My mom gets in bar fights. She doesn't go to bed early.
Walk of shame was bad enough, but farting with each step as I walked past his roommates was just not cosmically fair.
I just showed my boobs to our astate representative hahahahahahha
Hit a parked car with a "property of Jesus Christ" bumper sticker. Wrote out five hail mary's and left it on the windshield.
did you know that snuggie is the perfect anti-freak out aid for stoners? it weighs you down so you can't go anywhere. just sit there and enjoy the movie, that's right.
He asked if I was on the pill, apparently I just downed my glass of beer and winked at him...
I can't believe I just compared my penis to a St. Bernard.
So befoe we go on this mission how reliable are you for bailing peope out of jail
He's still filling me in on the details. mid-table dance i asked to go water skiing?
We can add pilot to the list of people who's lives I've changed...with my penis.
Accidently said "your going to hurt the baby" when he got forceful with his thrusts. I guess I forgot to mention to him that we are pregnant.

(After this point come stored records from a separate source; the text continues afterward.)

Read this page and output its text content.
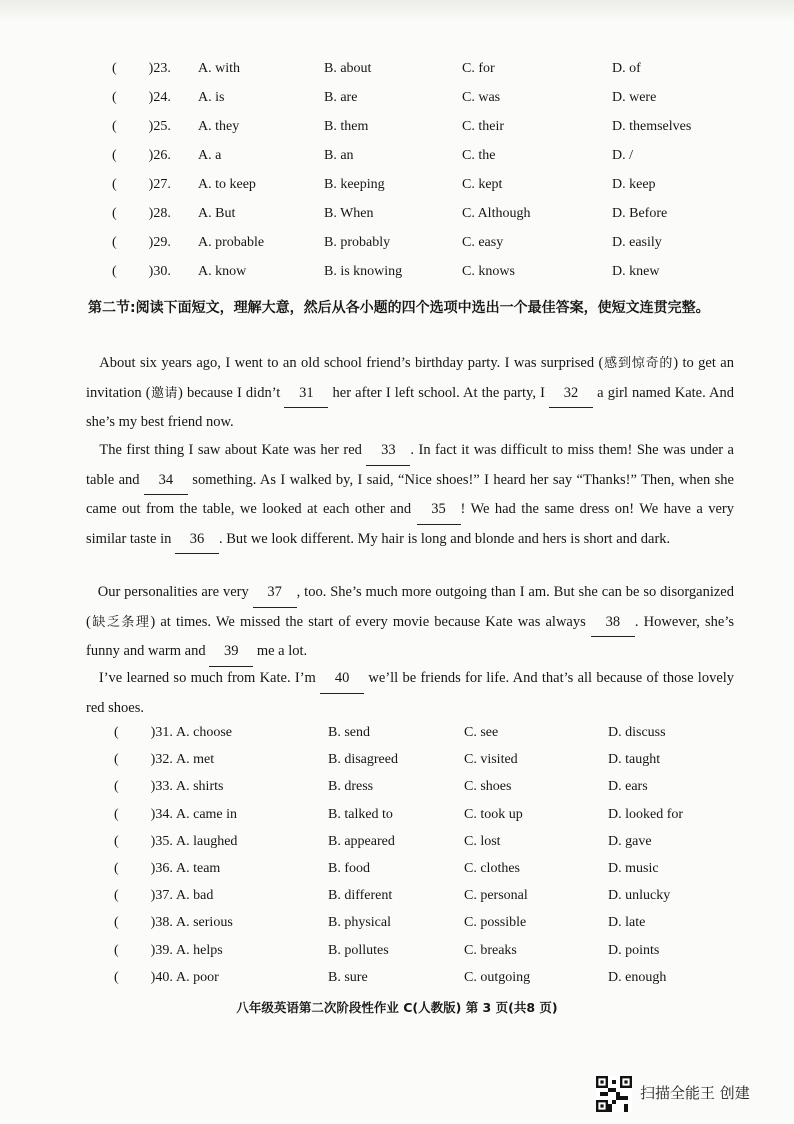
( )23. A. with	B. about	C. for	D. of
( )24. A. is	B. are	C. was	D. were
( )25. A. they	B. them	C. their	D. themselves
( )26. A. a	B. an	C. the	D. /
( )27. A. to keep	B. keeping	C. kept	D. keep
( )28. A. But	B. When	C. Although	D. Before
( )29. A. probable	B. probably	C. easy	D. easily
( )30. A. know	B. is knowing	C. knows	D. knew
第二节:阅读下面短文，理解大意，然后从各小题的四个选项中选出一个最佳答案，使短文连贯完整。
About six years ago, I went to an old school friend’s birthday party. I was surprised (感到惊奇的) to get an invitation (邀请) because I didn’t 31 her after I left school. At the party, I 32 a girl named Kate. And she’s my best friend now.
The first thing I saw about Kate was her red 33 . In fact it was difficult to miss them! She was under a table and 34 something. As I walked by, I said, “Nice shoes!” I heard her say “Thanks!” Then, when she came out from the table, we looked at each other and 35 ! We had the same dress on! We have a very similar taste in 36 . But we look different. My hair is long and blonde and hers is short and dark.
Our personalities are very 37 , too. She’s much more outgoing than I am. But she can be so disorganized (缺乏条理) at times. We missed the start of every movie because Kate was always 38 . However, she’s funny and warm and 39 me a lot.
I’ve learned so much from Kate. I’m 40 we’ll be friends for life. And that’s all because of those lovely red shoes.
( )31. A. choose	B. send	C. see	D. discuss
( )32. A. met	B. disagreed	C. visited	D. taught
( )33. A. shirts	B. dress	C. shoes	D. ears
( )34. A. came in	B. talked to	C. took up	D. looked for
( )35. A. laughed	B. appeared	C. lost	D. gave
( )36. A. team	B. food	C. clothes	D. music
( )37. A. bad	B. different	C. personal	D. unlucky
( )38. A. serious	B. physical	C. possible	D. late
( )39. A. helps	B. pollutes	C. breaks	D. points
( )40. A. poor	B. sure	C. outgoing	D. enough
八年级英语第二次阶段性作业 C(人教版) 第 3 页(共8 页)
扫描全能王 创建
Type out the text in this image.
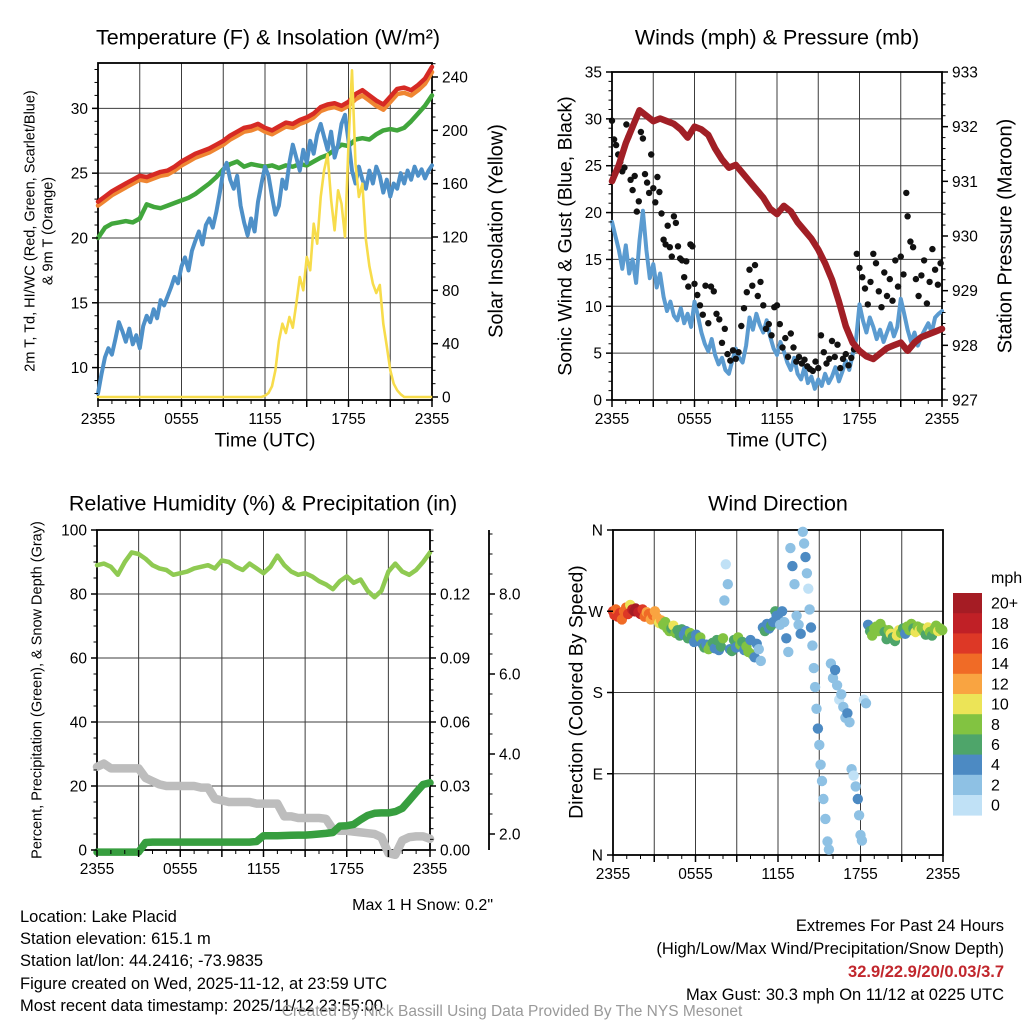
10
15
20
25
30
0
40
80
120
160
200
240
2355	0555	1155	1755	2355
0
5
10
15
20
25
30
35
927
928
929
930
931
932
933
2355	0555	1155	1755	2355
0
20
40
60
80
100
0.00
0.03
0.06
0.09
0.12
2.0
4.0
6.0
8.0
2355	0555	1155	1755	2355
N
W
S
E
N
2355	0555	1155	1755	2355
20+
18
16
14
12
10
8
6
4
2
0
Temperature (F) & Insolation (W/m²)	Winds (mph) & Pressure (mb)
Relative Humidity (%) & Precipitation (in)	Wind Direction
2m T, Td, HI/WC (Red, Green, Scarlet/Blue) & 9m T (Orange)	Solar Insolation (Yellow) Sonic Wind & Gust (Blue, Black)	Station Pressure (Maroon)
Percent, Precipitation (Green), & Snow Depth (Gray)	Direction (Colored By Speed)
Time (UTC)	Time (UTC)
mph
Max 1 H Snow: 0.2"
Location: Lake Placid
Station elevation: 615.1 m
Station lat/lon: 44.2416; -73.9835
Figure created on Wed, 2025-11-12, at 23:59 UTC
Most recent data timestamp: 2025/11/12 23:55:00
Extremes For Past 24 Hours
(High/Low/Max Wind/Precipitation/Snow Depth)
32.9/22.9/20/0.03/3.7
Max Gust: 30.3 mph On 11/12 at 0225 UTC
Created By Nick Bassill Using Data Provided By The NYS Mesonet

Smoked all day yesterday and even more today. Just survived high dinner with mom and sister. Thought I might eat the whole table
Just rolled up to a matinee showing of THE HOBBIT. At the dollar theater. Alone. In sweats. With a fifth of sunnybrook and leftover pizza in a ziplock. There's a dude here in cape with his elderly mother. I'm handling this breakup FIIIIIINE.
We exchanged spring break stories last night. Open relationships are the best.
woke up to find a case of beer in the oven and a random puppy in the house...guess i had a party last night?